Reliable way to send current Retool app version in backend headers

Hi everyone,

I’m looking for guidance on how to reliably get the actual frontend version/revision a user is currently running in Retool, and ideally send it automatically in request headers at the resource level.

Context

We have a Retool app used internally, and users sometimes keep old tabs open for a long time.

Independently of breaking changes, we want to always log which frontend version the user is actually using on our backend (for observability/debugging/audit purposes).

On top of that, in some cases we also ship changes that are effectively breaking for older tabs, so we’d like the option to enforce a minimum frontend version as well.

We already inject some headers at the resource level (for example, sending the performer/current user email), which is great because it applies to all queries using that resource and avoids updating every query manually.

What we tried

We tried using retoolContext.pageTag (the value we also display in the app UI).

At first it looked correct, but we discovered it doesn’t seem to represent the version the user originally loaded in their tab.

It appears to behave more like the current live version/tag, so when a query runs, the value is re-evaluated and resolves to the latest live version — even if the user is still on an old tab and hasn’t refreshed.

That means it’s not reliable for:

  • Logging the actual frontend version the user is currently running

  • Enforcing a minimum version when needed

Possible workaround (but not fully happy with it)

I think a workaround could be:

  • On page load, run a script and store the version in a variable/state value

  • Then use that stored value for all requests (so it stays stable for that tab/session)

The problem is: I can only seem to reference that kind of variable/state in the query context, not in the resource-level header configuration.

So if I go this route, I’d need to manually add the header to every query, which is exactly what I’m trying to avoid.

My questions

  1. Is there a reliable Retool-provided value for the exact app version/revision loaded in the user’s current tab (not just the latest live version)?

  2. Is there any way to reference app state / variables / temporary state / script-generated values from the resource context (for resource-level headers)?

  3. Does Retool automatically send any header that already includes app version/revision/page tag info?

  4. What is the recommended pattern if we want to:

    • always log the actual frontend version used by the client, and

    • optionally enforce a minimum version from the backend side,
      while avoiding manual changes in every query?

Thanks a lot — even a workaround or recommended pattern would be super helpful.

Hello @Nazim_Belkaid,

Unfortunately there is no easy native way to do this. This functionality has been requested by other users and we have some open tickets for our engineering team to make this easier for end users.

If the goal is to let users know when their current app is out of date so they can refresh the page and update to the current latest published version, possible steps for this could be:

  • On page load, capture retoolContext.pageTag into a variable (e.g. loadedVersion).
  • Create a query that calls your backend (or Retool's API if accessible) to fetch the current live version, set to run on an interval (e.g. every 60 seconds).
  • Compare the result against loadedVersion — if they differ, show a banner or modal prompting the user to refresh.

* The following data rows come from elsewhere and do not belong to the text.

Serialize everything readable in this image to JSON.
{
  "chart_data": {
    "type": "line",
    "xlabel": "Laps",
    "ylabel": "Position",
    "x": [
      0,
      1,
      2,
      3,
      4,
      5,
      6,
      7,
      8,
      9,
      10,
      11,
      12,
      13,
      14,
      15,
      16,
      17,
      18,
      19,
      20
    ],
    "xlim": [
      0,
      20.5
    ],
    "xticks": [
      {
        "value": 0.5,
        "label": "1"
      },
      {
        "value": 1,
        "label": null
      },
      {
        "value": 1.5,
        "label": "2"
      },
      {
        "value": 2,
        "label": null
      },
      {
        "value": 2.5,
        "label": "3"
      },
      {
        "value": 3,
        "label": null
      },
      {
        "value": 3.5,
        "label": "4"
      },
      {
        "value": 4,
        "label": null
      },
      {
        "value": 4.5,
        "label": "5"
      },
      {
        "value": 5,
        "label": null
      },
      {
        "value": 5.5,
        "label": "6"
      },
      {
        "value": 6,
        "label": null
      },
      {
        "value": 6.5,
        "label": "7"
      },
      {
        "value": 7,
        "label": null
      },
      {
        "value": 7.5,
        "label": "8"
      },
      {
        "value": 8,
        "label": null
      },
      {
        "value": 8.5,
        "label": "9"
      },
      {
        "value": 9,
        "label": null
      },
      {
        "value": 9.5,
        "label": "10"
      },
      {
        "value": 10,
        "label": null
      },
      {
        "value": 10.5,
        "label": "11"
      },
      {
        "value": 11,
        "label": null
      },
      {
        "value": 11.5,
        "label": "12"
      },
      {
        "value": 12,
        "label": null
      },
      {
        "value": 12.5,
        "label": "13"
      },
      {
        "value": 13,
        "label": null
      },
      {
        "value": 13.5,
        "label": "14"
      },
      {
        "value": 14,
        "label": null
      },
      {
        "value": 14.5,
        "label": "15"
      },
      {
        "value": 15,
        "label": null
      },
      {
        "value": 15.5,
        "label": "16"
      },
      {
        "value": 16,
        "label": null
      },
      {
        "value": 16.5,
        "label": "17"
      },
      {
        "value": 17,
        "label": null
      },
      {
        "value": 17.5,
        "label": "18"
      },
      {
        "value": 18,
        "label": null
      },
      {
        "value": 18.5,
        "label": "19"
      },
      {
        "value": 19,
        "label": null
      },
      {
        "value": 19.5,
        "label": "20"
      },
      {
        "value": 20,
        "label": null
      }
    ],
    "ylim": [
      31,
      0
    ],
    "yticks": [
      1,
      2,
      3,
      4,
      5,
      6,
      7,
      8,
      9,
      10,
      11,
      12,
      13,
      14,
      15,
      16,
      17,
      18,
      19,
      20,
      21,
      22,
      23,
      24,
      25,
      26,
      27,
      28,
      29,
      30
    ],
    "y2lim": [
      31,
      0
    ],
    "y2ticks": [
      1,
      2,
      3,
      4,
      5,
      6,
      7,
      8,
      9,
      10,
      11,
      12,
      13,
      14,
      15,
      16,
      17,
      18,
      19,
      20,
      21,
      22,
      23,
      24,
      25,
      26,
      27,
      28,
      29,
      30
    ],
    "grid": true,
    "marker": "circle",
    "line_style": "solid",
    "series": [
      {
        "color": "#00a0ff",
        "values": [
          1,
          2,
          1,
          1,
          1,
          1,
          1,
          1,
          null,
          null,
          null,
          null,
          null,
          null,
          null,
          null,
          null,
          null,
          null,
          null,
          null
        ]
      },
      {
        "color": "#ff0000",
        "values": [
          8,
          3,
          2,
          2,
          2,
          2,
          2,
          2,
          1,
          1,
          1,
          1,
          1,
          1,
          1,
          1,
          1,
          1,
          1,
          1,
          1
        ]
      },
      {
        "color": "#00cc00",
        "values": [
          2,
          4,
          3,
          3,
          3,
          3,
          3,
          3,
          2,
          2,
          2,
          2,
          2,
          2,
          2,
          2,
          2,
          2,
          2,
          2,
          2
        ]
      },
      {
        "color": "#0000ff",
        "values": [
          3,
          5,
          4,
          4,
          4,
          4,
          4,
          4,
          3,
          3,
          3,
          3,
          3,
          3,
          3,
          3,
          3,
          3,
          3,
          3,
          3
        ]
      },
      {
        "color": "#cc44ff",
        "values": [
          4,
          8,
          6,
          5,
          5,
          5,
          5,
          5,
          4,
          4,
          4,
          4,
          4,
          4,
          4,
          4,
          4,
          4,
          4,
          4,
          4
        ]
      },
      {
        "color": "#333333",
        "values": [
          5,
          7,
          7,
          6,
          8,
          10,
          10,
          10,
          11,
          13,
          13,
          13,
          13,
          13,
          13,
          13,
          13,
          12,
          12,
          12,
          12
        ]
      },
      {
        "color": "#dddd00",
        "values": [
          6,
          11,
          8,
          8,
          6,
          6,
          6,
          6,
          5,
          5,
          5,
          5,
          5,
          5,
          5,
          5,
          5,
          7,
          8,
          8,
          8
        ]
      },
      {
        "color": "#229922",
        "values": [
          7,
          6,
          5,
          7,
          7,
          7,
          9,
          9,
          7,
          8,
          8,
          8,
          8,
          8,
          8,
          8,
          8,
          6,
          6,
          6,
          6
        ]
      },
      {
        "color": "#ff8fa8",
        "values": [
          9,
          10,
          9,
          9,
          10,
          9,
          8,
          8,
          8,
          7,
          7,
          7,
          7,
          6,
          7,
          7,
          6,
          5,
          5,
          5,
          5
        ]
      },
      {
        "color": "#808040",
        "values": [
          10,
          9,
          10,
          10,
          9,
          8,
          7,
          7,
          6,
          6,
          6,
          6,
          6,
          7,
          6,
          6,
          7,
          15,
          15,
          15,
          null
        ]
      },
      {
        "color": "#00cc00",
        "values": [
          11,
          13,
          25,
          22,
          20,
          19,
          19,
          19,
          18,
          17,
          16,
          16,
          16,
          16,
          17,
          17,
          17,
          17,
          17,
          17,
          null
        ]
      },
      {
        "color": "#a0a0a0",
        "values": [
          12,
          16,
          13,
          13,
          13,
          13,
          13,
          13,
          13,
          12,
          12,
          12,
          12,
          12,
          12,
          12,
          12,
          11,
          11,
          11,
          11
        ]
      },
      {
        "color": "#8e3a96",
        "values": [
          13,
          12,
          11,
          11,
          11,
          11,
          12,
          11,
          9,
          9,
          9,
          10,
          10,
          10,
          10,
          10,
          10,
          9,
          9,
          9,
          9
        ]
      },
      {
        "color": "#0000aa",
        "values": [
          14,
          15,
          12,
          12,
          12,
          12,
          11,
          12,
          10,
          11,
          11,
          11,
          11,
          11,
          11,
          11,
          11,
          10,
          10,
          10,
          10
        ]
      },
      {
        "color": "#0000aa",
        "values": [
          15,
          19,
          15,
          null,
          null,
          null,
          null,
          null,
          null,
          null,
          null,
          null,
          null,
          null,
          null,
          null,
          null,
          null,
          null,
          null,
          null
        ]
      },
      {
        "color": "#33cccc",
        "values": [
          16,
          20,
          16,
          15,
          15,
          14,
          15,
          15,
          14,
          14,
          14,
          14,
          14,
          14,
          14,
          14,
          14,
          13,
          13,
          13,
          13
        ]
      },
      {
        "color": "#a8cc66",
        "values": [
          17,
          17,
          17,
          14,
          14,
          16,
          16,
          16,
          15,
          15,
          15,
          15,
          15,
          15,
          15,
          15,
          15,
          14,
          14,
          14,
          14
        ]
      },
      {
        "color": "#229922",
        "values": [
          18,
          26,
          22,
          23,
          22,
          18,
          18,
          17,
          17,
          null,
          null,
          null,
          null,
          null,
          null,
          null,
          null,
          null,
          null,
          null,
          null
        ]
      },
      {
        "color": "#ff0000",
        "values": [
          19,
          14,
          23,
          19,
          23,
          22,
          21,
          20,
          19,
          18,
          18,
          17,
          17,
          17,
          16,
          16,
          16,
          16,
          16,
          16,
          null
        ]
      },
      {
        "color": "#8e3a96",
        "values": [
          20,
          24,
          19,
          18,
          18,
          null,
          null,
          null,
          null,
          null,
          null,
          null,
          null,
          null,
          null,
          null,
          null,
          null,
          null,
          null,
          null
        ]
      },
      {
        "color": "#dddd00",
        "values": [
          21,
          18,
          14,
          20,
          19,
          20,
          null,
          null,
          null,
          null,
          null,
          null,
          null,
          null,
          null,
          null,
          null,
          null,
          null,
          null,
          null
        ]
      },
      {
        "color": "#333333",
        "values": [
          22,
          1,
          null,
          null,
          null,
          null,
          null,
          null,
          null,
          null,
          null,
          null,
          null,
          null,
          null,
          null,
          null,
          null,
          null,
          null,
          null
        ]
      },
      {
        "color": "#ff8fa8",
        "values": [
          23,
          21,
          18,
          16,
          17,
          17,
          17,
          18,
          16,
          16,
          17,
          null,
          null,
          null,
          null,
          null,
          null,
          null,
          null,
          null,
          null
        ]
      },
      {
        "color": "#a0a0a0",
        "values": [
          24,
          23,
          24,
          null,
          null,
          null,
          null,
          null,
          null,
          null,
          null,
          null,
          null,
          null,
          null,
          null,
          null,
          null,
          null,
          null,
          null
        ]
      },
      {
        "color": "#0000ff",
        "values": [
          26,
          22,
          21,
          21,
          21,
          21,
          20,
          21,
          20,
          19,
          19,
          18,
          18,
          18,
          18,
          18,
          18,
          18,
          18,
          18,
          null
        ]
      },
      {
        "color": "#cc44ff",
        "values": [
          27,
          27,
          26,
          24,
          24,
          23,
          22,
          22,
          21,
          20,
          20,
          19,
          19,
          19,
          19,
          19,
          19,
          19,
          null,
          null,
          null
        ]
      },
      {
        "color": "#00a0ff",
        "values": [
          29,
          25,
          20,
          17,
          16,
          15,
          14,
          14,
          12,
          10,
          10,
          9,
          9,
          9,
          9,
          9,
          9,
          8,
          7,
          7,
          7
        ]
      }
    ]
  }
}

retoolContext.pageTag is the only built-in option, and its behavior varies by context:

  • In edit mode, it always returns "latest" — not useful.
  • In preview/user mode with a published release, it correctly returns the semantic version number (e.g. "1.0.2"), but only if the URL doesn't include ?_releaseVersion=latest

When a new version is published, sending the semantic version number to a Retool table and having this table contain just one cell would be the simplest way to have a 'current live version' that can be queried and then compared against the retoolContext.pageTag to then trigger a modal/warning to users that are behind.